We touched on the growing Ender’s Game “boycott” earlier this week, and we stated our official stance: You CAN separate the book from the author.
As the furor escalates, we figured we would share a couple of well-articulated pieces that encapsulate the different positions, along with one that — quite frankly — we find troubling.
Here’s what the transcendent Nerdy, Wordy, and Over Thirty had to say:
So. To see, or not to see?
Honestly, I don’t know. I strongly disagree with Card’s views on homosexuality, but I support his right to have his beliefs and to be vocal about them. Goodness knows I’m vocal about mine. However, just because I support his right to speak his mind, doesn’t mean I have to monetarily fuel his fire. Then again, Ender’s Game has nothing to do with homophobia, is a brilliant work of fiction, and the actors and crew that worked on the film are incredibly talented. Should I not acknowledge that with a ticket purchase? Continue reading here!

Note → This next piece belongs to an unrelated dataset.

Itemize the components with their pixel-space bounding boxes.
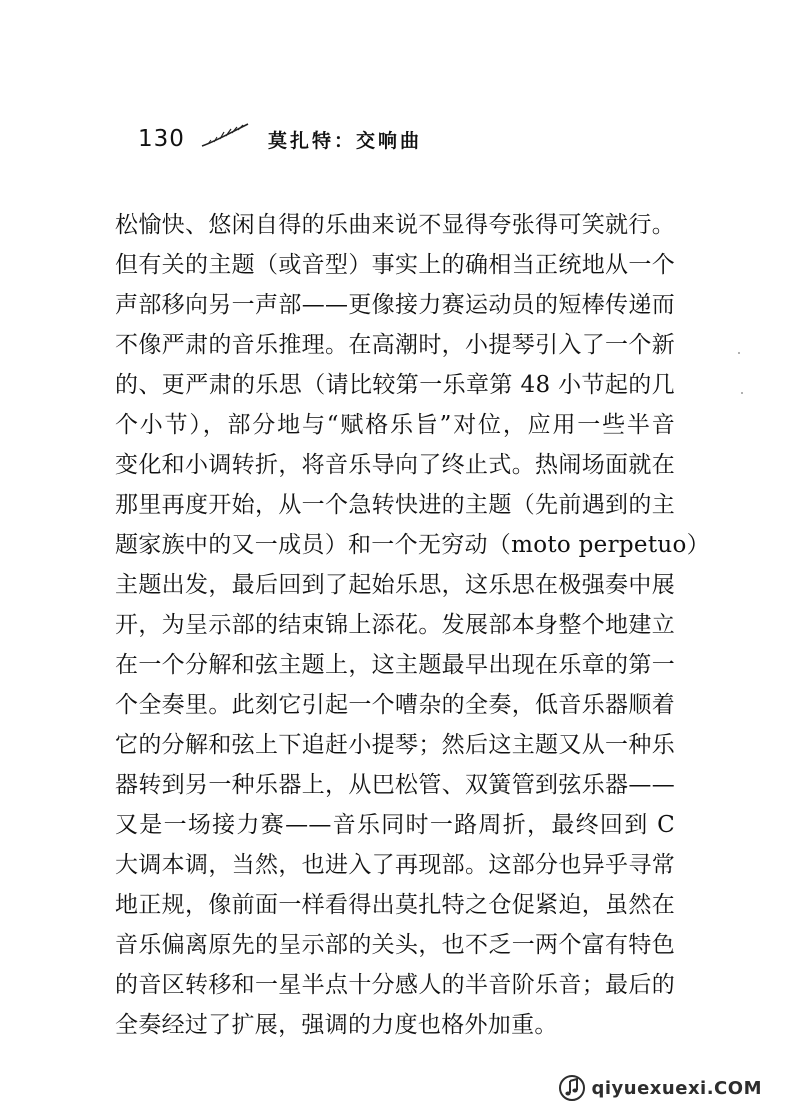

Or take a look at what windandlaughter opined, which pretty much follows our way of thinking:
I’d never thought of that before. But it’s true -– all the hype and judgement only really started once the movie was talked about. I had to make a conscious effort to not fly off the handle every time Card was vilified. I understand why this is happening, and I’m pro-equality, so I was hurt by his comments as well. It’s just disappointing really, because the book played a big role in shaping me. And to me the guy was a hero. And to find out this is like an idol failing you. Not his fault really. It’s just ironic and sad that a teacher of tolerance is intolerant. See full piece here!
But here’s a strongly worded, downright snarky opinion from A.V. Club, which — though impassioned by a strong moral argument — misses the mark in its singular short-sightedness:
Sadly for Card, we may not yet have reached that more enlightened era, when homophobes are allowed to live freely without fear of their movies suffering a slight dip in profits. Nevertheless, Card is here, he hates queers, and he suggests you get used to it in time for the movie’s premiere. Read full article here!
This is exactly the kind of rabble-rousing rhetoric that has the internet huffing and puffing. And it’s just not right to the actors, producers, directors, technicians, and most of all, long-time fans of this benevolently constructed book. For us, this isn’t about embracing what Card stands for or even stomaching him as a person. It’s the chance to see this extraordinary work brought to the glory of the big screen, with spectacular effects, character cultivation, and deep personal meaning.
Let’s not destroy a landmark film because the author happens to be a misinformed bigot. Remember, no matter how you feel about any of this, what matters is that the enemy gate is down!